Avatar

Dans le dernier numéro de thot, il y a un article (payant) sur les avatars. Qu’est-ce que c’est ? C’est un personnage virtuel qui interagit avec l’utilisateur et sert de guide au travers d’une application d’apprentissage. Voilà pour une définition “light”.

En France, l’éditeur Cantoche propose ce type de technologie depuis maintenant quelques années. C’était un précurseur à sa manière. Et, en plus, c’est un partenaire d’Hemisphere et de Savoirs en Réseau. Les enseignants-chercheurs testent des dispositifs. Thot donne les références de cinq expérimentations aux Etats-Unis dans son article “Donner un visage animé au tuteur en ligne***”.

Or, ce matin, Cantoche annonce désormais des avatars pour mobile. Il y a souvent un décalage entre l’innovation dans la PME et la recherche dans les universités.
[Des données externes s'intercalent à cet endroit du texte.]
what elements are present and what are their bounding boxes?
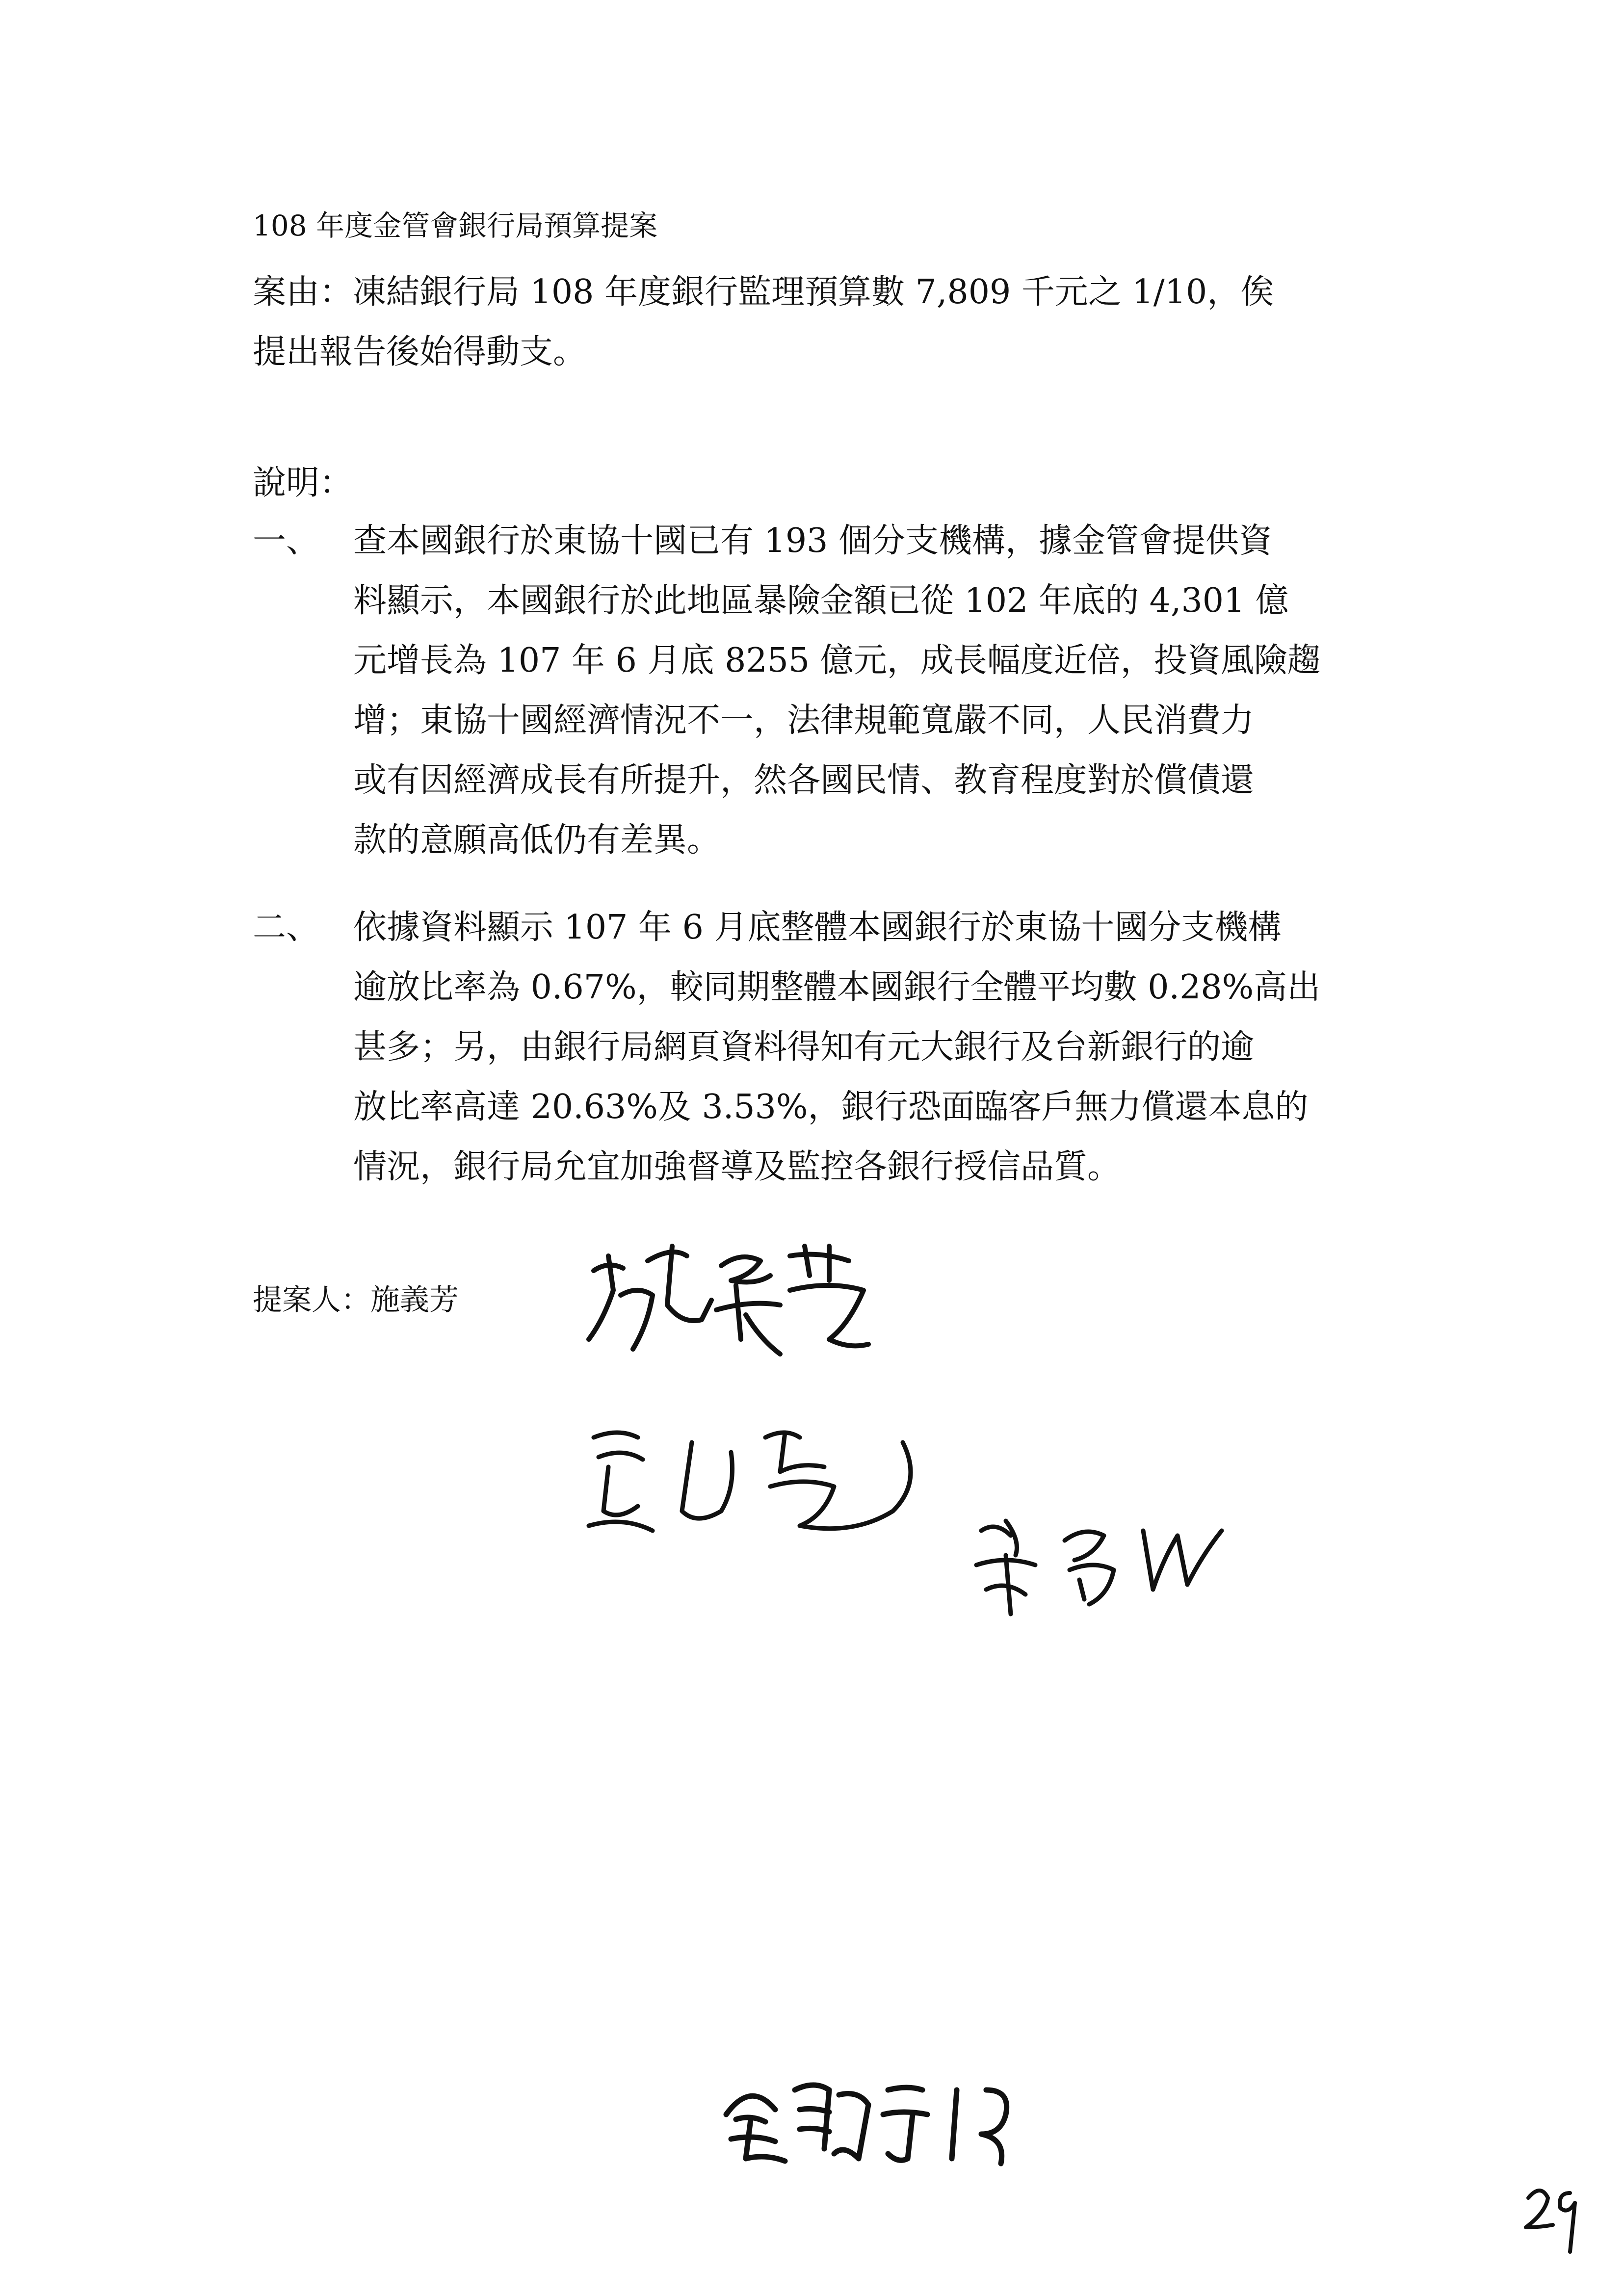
item-line: 料顯示，本國銀行於此地區暴險金額已從 102 年底的 4,301 億 — [353, 581, 1289, 620]
item-number: 一、 — [253, 522, 320, 560]
item-line: 依據資料顯示 107 年 6 月底整體本國銀行於東協十國分支機構 — [353, 908, 1282, 947]
item-line: 或有因經濟成長有所提升，然各國民情、教育程度對於償債還 — [353, 761, 1255, 800]
signature-cosigner-2 — [967, 1501, 1241, 1629]
item-text — [353, 511, 1393, 870]
document-heading: 108 年度金管會銀行局預算提案 — [253, 209, 658, 242]
signature-proposer — [574, 1226, 888, 1374]
handwritten-stamp — [711, 2061, 1025, 2168]
item-line: 增；東協十國經濟情況不一，法律規範寬嚴不同，人民消費力 — [353, 701, 1255, 740]
explanation-title: 說明： — [253, 464, 353, 502]
reason-line: 案由：凍結銀行局 108 年度銀行監理預算數 7,809 千元之 1/10，俟 — [253, 273, 1274, 312]
reason-line: 提出報告後始得動支。 — [253, 333, 587, 371]
item-line: 款的意願高低仍有差異。 — [353, 821, 721, 860]
signature-cosigner-1 — [579, 1413, 952, 1550]
page-number — [1521, 2173, 1585, 2257]
item-line: 甚多；另，由銀行局網頁資料得知有元大銀行及台新銀行的逾 — [353, 1028, 1255, 1067]
item-line: 查本國銀行於東協十國已有 193 個分支機構，據金管會提供資 — [353, 522, 1273, 560]
item-line: 情況，銀行局允宜加強督導及監控各銀行授信品質。 — [353, 1148, 1121, 1186]
proposer-label: 提案人：施義芳 — [253, 1283, 459, 1317]
item-line: 逾放比率為 0.67%，較同期整體本國銀行全體平均數 0.28%高出 — [353, 968, 1321, 1007]
item-text — [353, 898, 1393, 1197]
proposal-reason — [253, 262, 1396, 382]
item-line: 放比率高達 20.63%及 3.53%，銀行恐面臨客戶無力償還本息的 — [353, 1088, 1309, 1126]
item-line: 元增長為 107 年 6 月底 8255 億元，成長幅度近倍，投資風險趨 — [353, 641, 1321, 680]
item-number: 二、 — [253, 908, 320, 947]
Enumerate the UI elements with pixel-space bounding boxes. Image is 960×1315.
C’est dommage, parce qu’un avatar pédagogique de premier niveau aide bien les utilisateurs. Et qu’on peut imaginer des coachs sur mobile pour l’apprentissage des langues. La création de scénarii complexes le permet, comme l’explique cet article du laboratoire LIMSI.

D’autres part, la synthèse vocale permet désormais de se dispenser de l’enregistrement de voix-off.

Il est vrai que s’offrir un agent conversationnel pour quelques heures de e-learning revient excessivement cher. Mais pas si on l’utilise de façon globale, cela devient extrêmement rentable. Voilà une petite liste d’idées :

  • Agent de communication pour la promotion de la formation sur l’intranet de la société.
  • Personnage fil rouge dans toutes les applications orientant les différents scénarios pédagogiques en fonction du niveau de l’apprenant piloté par le tuteur.
  • Interlocuteur pour l’évaluation en fin de parcours. Cela change des quizz qui ennuient la plupart des apprenants, en formulant des encouragements
  • Tuteur de premier niveau de type assistance technique
  • Intermédiaire vers de l’interaction humaine en favorisant un profiling des utilisateurs
  • Etc….

Mais ce personnage n’est pas dévolu à une formation… Il est le représentant du formateur. Cela me rappelle une anecdote des années 2000, une expérimentation chez General Motors : toutes les questions internes des chaînes de production, de type FAQ, avaient été enregistrées par la personne qui répondait habituellement au téléphone. Son métier se valorisa rapidement, parce que lorsqu’on l’appelait, c’était pour son expertise. Bref, l’avatar était le double numérique qui s’occupait des travaux répétitifs. Et, en pédagogie, comme ailleurs, il y a des tâches répétitives qu’un avatar peut prendre en charge.